Count Kazan's luxury launch came, at bow-creaming, hull-slapping speed, from somewhere out of the heat-shimmering horizon to cross Island Traveller's wake and enter Providencia harbour two hours before she tied up. Lars Carlson in a dark wig and saucer-sized sun glasses could be seen swabbing the deck and carrying out chores while remaining within earshot of the radio. His master, the lordly Kazan, looking more like a millionaire than any millionaire could afford to look, strolled in arrogant splendour along the quay.
Mark observed all, and cussed all, with steaming intensity. As the rest of the labour crew, apart from the
seamen, also were sweating and cussing, no one asked him for his particular reasons. They had lost the land wind when Island Traveller moved to her berth in the harbour beneath the hills. The heat was a glaring whip flaying eyes, heads and bodies as they laboured to winch up cargo from the holds.
Mark saw April Dancer, like a cool, green, iced lollie, waiting by the gangway. He even cussed her gently, though admitting she couldn't help it if she looked good enough to eat. Or could she? That lime-green dress against the golden skin, dark hair shining, thighs and buttocks contoured by the thistle-light material. Goddam it, she didn't have to stand just there, did she? You bet she did! No woman is going to miss a chance like this. Mark swore savagely as he heard the comments from the men around him. Do women really know what is said at these moments? Or are they too full of their own mental reflection of themselves!
Mark spat. And a great narcissis to you too! April darling, dammit, go back in the shade. He snarled at a fellow crewman: "Watch it, you clumsy swine! Who is? You are. A stinking, fat, clumsy swine!" And the bosun stepped quickly between them. "Knock it off now — knock it off, you two!" he yelled. "Swing that derrick! Let's get this gear off and go bathe in a gallon of cold beer!" Yeah, yeah — tote that drum, lift that bale! Why the hell do I volunteer for this sort of drag?
He glanced up, to see Chas grinning at him. A super-sharp Chas, all pressed white ducks and curly panama, and flashing teeth.

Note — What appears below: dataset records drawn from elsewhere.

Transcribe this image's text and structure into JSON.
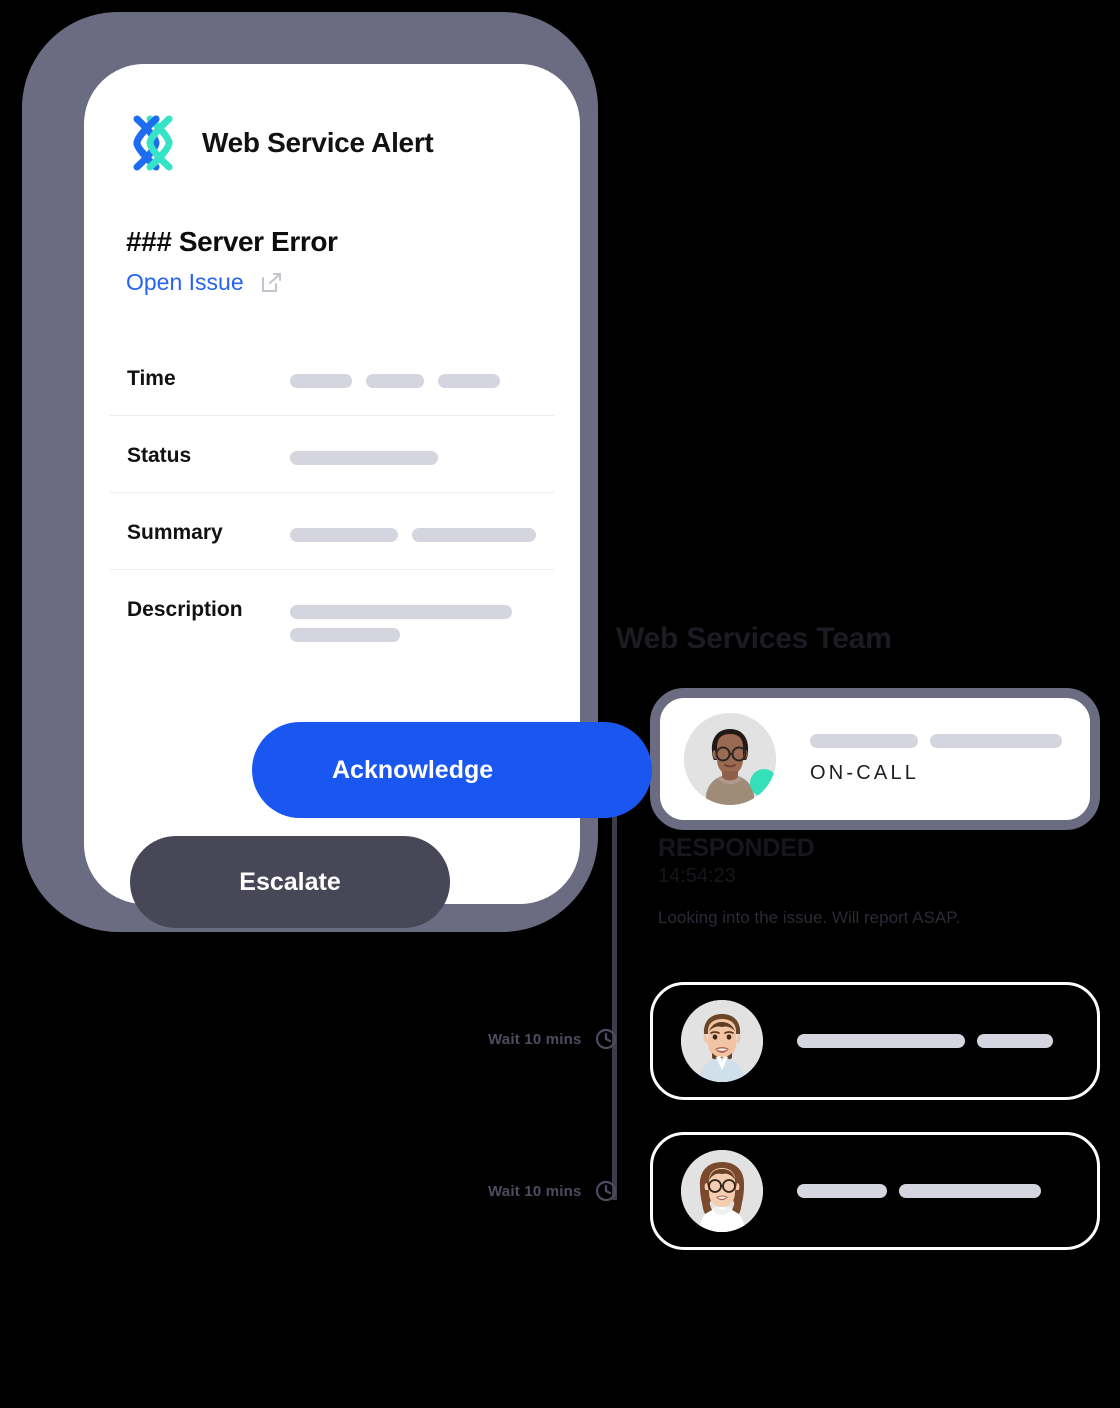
{
  "app": {
    "logo_icon": "xmatters-x-logo-icon",
    "title": "Web Service Alert"
  },
  "alert": {
    "title": "### Server Error",
    "link_label": "Open Issue",
    "link_icon": "external-link-icon",
    "rows": [
      {
        "label": "Time",
        "bars": [
          62,
          58,
          62
        ]
      },
      {
        "label": "Status",
        "bars": [
          148
        ]
      },
      {
        "label": "Summary",
        "bars": [
          108,
          124
        ]
      },
      {
        "label": "Description",
        "bars": [
          222,
          110
        ]
      }
    ]
  },
  "actions": {
    "acknowledge_label": "Acknowledge",
    "escalate_label": "Escalate"
  },
  "team": {
    "heading": "Web Services Team",
    "oncall_card": {
      "avatar_name": "avatar-oncall-responder",
      "presence_icon": "online-status-dot-icon",
      "name_bars": [
        108,
        132
      ],
      "status_label": "ON-CALL"
    },
    "responded": {
      "title": "RESPONDED",
      "time": "14:54:23",
      "message": "Looking into the issue. Will report ASAP."
    },
    "escalation_steps": [
      {
        "wait_label": "Wait 10 mins",
        "wait_icon": "clock-icon",
        "avatar_name": "avatar-escalation-1",
        "name_bars": [
          168,
          76
        ]
      },
      {
        "wait_label": "Wait 10 mins",
        "wait_icon": "clock-icon",
        "avatar_name": "avatar-escalation-2",
        "name_bars": [
          90,
          142
        ]
      }
    ]
  },
  "colors": {
    "accent_blue": "#1a56f0",
    "link_blue": "#2563f5",
    "logo_blue": "#1e6cf0",
    "logo_teal": "#36e3c6",
    "presence_teal": "#33e0b8",
    "phone_frame": "#6b6b82",
    "escalate_dark": "#474757",
    "skeleton_gray": "#d5d5e0",
    "background": "#000000"
  }
}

"Git on with it," said Chas. "There's a ruddy great load to come aboard yet."
"— you too," said Mark.
"Tut-tut," said Chas. "If your muscles were as big as your words, you'd be a real man, sonny." He strolled past the heaving, sweating men and joined the group at the gang way.
April had moved back into the shade. The Padracks were some way off, talking with Maleski, who had just given orders to run out the cat-walk. Four seamen were fixing it. The group of young couples clustered together, chattering and giggling.